でも顔は今まで見たコトがないくらい真っ赤で、いくら俺がバカでも嘘だってわかる。
「…あーもォ、素直じゃねーの!」
手を引いて昇降口へと向かう。
彼女は抵抗することもなく手を繋いでいて、なんだか意外だ。
「…ほれ、帰るぞ。」
二人分の靴を下駄箱から出して、手を繋いだまま履き替える。
ななこは恥ずかしそうにしながらも、俺の手をぎゅっと握っている。俺が力を緩めても、ずっと。
「…へへっ、あったけーなぁ…」
嬉しくて笑えば、困ったような瞳が揺れて。
あぁ、恥ずかしいだけなのか。と、妙に納得した。
「…ごめんね。」
学校から少し離れて、人通りのない住宅街に差し掛かったところで、ななこがぽつりと呟く。

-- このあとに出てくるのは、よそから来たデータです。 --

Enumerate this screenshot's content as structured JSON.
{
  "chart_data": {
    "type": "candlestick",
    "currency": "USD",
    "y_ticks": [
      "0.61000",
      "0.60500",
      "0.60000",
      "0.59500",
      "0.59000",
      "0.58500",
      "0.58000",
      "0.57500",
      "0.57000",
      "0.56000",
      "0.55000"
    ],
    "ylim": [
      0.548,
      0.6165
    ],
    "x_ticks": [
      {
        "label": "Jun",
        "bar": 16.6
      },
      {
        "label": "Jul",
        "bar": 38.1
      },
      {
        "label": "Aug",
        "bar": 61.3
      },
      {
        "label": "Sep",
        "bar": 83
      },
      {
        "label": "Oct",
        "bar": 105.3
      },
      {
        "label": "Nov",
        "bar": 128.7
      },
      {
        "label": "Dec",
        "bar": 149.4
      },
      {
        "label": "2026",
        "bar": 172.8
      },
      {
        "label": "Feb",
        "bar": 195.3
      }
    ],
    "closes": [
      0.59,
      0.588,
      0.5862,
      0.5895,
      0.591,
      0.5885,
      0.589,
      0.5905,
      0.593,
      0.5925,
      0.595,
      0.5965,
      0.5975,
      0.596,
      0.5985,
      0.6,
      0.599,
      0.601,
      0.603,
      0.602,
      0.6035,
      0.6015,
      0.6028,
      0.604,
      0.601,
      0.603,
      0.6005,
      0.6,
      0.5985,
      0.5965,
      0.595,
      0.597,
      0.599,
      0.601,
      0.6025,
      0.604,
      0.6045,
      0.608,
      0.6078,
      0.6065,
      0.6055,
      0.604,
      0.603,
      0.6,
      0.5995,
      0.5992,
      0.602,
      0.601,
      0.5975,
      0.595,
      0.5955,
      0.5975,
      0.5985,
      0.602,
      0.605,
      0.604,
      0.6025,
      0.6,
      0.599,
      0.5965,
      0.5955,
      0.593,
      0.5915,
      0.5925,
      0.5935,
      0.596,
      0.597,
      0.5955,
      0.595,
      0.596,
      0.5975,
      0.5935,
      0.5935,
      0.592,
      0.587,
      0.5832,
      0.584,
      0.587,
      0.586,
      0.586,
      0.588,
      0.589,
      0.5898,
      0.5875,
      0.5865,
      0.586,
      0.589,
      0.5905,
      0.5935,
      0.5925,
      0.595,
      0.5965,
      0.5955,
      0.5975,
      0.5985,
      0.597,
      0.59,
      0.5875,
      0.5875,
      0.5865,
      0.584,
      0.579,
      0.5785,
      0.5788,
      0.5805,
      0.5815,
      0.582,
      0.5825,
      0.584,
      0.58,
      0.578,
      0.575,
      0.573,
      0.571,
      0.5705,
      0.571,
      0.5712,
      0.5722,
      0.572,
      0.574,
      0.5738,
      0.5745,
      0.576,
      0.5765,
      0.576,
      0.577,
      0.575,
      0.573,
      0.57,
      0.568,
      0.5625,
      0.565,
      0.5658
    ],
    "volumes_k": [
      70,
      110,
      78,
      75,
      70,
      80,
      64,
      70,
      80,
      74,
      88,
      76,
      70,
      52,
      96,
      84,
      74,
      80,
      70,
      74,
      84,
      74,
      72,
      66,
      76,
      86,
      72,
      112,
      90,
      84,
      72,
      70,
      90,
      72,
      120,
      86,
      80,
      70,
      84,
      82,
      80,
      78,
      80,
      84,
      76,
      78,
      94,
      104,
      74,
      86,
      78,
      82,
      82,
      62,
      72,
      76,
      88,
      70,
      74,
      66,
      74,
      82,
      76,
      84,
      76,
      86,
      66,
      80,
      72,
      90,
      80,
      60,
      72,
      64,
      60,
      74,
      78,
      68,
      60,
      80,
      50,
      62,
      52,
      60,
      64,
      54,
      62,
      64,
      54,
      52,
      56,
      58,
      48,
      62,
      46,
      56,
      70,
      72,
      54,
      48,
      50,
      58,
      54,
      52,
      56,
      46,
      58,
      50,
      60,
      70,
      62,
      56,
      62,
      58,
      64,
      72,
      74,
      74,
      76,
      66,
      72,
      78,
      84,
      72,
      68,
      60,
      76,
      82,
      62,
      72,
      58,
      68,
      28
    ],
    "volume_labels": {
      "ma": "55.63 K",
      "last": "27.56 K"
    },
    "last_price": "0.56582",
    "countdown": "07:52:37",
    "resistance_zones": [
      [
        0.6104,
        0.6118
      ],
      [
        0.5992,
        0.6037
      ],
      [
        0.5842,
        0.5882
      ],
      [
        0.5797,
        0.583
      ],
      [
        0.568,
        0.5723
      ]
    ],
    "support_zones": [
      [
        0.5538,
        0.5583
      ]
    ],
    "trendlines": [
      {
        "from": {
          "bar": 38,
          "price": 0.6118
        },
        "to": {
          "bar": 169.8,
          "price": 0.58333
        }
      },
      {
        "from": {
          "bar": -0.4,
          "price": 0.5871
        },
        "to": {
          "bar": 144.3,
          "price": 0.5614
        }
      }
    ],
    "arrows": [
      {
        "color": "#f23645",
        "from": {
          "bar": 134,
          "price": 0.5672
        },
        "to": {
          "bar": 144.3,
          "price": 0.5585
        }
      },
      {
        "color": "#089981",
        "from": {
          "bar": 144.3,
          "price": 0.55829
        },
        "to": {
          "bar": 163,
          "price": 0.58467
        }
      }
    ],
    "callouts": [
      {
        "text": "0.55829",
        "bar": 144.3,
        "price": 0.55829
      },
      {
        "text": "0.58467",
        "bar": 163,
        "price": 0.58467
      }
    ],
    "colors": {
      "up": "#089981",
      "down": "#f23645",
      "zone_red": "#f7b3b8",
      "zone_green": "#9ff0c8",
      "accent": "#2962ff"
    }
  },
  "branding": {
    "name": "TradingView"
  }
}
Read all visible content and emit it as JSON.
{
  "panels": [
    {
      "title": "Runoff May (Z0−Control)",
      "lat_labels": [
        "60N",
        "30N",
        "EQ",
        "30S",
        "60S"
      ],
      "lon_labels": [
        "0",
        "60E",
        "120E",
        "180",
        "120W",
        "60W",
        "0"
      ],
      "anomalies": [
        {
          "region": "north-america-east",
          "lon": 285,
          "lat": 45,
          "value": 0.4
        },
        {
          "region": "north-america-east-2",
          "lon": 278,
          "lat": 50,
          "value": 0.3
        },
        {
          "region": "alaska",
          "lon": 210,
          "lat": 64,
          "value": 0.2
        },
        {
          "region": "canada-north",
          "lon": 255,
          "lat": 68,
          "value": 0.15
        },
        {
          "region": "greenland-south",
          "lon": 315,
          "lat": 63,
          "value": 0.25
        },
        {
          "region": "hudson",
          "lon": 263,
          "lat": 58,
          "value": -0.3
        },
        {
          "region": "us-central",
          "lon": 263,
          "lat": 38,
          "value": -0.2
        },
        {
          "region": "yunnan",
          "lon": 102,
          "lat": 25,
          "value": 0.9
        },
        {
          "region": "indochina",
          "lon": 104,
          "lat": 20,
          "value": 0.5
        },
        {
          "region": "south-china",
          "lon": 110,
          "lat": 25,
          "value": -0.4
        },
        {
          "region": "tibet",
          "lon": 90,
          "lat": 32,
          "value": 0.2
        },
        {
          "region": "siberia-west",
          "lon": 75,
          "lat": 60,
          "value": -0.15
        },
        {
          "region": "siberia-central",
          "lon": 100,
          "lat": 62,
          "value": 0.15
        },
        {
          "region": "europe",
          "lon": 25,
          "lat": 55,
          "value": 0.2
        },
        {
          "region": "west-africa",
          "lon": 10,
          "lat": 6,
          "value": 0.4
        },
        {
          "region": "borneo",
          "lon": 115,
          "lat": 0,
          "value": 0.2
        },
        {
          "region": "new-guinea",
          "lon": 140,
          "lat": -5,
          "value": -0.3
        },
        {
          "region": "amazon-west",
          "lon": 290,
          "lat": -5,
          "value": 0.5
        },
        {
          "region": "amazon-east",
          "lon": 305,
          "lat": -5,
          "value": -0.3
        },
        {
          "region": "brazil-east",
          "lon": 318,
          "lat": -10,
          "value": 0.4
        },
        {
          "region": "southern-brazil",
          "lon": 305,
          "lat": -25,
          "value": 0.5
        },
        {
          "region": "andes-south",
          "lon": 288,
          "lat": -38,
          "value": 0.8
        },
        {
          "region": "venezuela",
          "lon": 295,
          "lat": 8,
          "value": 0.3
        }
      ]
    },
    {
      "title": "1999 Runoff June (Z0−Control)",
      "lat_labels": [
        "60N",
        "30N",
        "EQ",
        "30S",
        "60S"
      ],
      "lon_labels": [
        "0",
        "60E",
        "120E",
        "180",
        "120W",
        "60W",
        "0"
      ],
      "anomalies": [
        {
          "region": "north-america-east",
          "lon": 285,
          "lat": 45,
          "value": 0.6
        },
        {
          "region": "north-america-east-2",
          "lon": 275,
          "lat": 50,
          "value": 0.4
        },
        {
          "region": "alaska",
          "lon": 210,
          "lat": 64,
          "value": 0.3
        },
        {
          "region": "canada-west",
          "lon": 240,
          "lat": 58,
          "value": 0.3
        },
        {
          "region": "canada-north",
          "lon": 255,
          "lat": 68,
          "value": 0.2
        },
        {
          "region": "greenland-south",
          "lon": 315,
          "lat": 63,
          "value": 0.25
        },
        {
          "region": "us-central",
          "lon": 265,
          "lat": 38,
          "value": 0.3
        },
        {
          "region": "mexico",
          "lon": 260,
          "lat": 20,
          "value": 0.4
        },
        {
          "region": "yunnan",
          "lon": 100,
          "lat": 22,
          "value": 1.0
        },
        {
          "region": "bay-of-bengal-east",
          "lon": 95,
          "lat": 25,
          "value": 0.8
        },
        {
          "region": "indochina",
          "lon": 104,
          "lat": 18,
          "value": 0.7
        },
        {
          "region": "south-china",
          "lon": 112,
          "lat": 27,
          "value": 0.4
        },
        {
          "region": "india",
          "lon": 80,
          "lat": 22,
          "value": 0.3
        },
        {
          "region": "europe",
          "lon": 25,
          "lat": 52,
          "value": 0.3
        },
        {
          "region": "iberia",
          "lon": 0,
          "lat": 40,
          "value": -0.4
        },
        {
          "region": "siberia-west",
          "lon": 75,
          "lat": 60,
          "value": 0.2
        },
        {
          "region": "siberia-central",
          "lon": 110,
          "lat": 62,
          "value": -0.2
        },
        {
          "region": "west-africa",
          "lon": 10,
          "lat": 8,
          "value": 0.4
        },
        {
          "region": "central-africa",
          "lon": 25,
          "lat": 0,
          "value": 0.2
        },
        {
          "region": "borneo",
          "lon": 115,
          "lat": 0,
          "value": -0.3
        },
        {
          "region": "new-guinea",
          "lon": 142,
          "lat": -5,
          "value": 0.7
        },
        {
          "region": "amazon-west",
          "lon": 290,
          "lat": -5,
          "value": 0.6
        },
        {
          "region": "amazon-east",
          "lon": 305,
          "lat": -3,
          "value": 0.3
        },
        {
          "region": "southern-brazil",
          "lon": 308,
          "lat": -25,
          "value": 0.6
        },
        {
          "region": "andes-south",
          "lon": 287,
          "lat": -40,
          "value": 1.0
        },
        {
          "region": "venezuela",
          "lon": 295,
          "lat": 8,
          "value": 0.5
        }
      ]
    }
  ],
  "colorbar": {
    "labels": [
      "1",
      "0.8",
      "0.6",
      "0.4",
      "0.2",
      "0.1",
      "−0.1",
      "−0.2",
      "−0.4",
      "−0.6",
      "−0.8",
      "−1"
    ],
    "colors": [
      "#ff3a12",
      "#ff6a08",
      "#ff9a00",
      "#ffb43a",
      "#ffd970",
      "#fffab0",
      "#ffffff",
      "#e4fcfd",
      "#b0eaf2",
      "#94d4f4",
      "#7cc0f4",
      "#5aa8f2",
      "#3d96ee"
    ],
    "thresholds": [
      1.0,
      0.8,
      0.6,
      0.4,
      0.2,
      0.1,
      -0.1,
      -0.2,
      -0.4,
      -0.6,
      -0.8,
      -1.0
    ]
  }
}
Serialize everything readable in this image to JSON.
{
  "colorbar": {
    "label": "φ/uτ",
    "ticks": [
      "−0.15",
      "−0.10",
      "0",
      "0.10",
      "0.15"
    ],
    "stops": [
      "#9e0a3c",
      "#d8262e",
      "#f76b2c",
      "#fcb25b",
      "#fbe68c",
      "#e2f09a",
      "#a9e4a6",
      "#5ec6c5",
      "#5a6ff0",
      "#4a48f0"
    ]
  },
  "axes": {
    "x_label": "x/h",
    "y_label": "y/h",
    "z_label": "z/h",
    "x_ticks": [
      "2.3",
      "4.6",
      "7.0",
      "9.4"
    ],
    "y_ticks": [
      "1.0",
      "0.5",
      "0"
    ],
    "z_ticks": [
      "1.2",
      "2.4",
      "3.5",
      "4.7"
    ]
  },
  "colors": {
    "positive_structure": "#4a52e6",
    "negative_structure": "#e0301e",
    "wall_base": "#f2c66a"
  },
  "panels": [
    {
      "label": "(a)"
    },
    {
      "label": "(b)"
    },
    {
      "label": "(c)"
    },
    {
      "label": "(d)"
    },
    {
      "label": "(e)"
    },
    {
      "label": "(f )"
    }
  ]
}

「謝るくらいならよォ、やめりゃあいいじゃねーか。そんなツンツンすんの。」
「無理。そんなの恥ずかしくて死んじゃう…」
どうやったらそんなに赤くなれるのかってくらい真っ赤な顔で、泣きそうになっている。
何がそんなに恥ずかしいのか、俺にはちっともわからない。
「じゃあ、帰りは一緒じゃなくていいから、うちに来いよ。それなら誰にも見られないし。」
「…うん、いく。」
こくりと頷いて、嬉しそうに笑う。
これがツンデレっつーヤツか…と、一人感動する。
こんなに真っ赤で可愛い顔を知ってるのが俺だけっていう優越感。
冷たくされた甲斐があったってもんだなァ…なんて、俺も大概ゲンキンなヤツだぜ。
「なぁ、ななこ。」
「…なに。」
いつもと同じつれない返事。
ここを覆す質問が思いついた。実は意外と俺って頭いいんじゃねえの?と自画自賛する。
「俺、馬鹿だからよォ、ちゃんと聞かねーとわかんねぇんだ。頷くだけでいいから教えてくれよ。…俺のこと、好き?」
「…ーーーッ!」
真っ赤になって、顔を隠してしまうななこ。
それでも、頭がこくこくと上下に揺れるのを見て、ひどく満たされた気持ちになった。